If you want to chart the decline of the Sony brand, using this baby monitor would be an apt illustration.
The Sony BabyCall NTM-910 is a 27-channel model with rechargeable batteries for $35 single, $51 dual. Yes, you read that right—the BabyCall has 27 channels (most monitors have at most one or two).
The downside? Well, the receiver is rather bulky. And since this monitor isn’t digital, it is possible to eavesdrop on the signal.

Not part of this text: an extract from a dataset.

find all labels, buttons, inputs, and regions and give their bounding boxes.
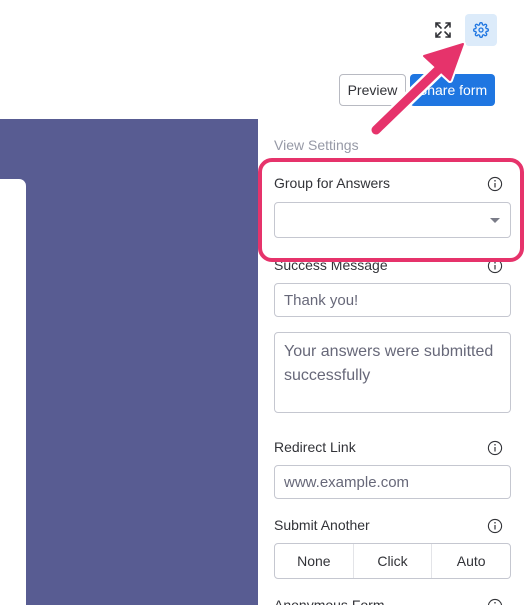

And the 900 MHz frequency has less range than 2.4 GHz or DECT. But this model does have an out-of-range indicator and an optional sound-activated mode that silences the receiver until sufficient noise activates it.
So all that looks good, at least on paper? Well, this monitor was first released over ten years ago. And Sony hasn’t changed it much in all those years. The best-selling models today have DECT digital technology, which not only offers privacy but also helps eliminate interference from other home electronics. By sticking with ten-year-old technology, Sony has made a big mistake.
Even worse, the reviews of this model in recent years suggest Sony has cut corners with this model’s manufacturing. Now, we see complaints about out of range alarms that go off frequently. And that’s just the beginning—the reviews are downright brutal. Why Sony keeps this model in the shelf is hard to understand.
In the past year, Sony released and then discontinued a digital monitor, the NTM-DA1 ($25). Although it is still for sale online, we wouldn’t recommend it—readers were disappointed with the audio quality, range and overall sensitivity. The failure of their digital model indicates the problems with Sony’s baby monitors go beyond a lack of current technology.
Bottom line: Sony’s baby monitor is past its prime. Yes, we did recommend this monitor years ago, but there are better options out there now.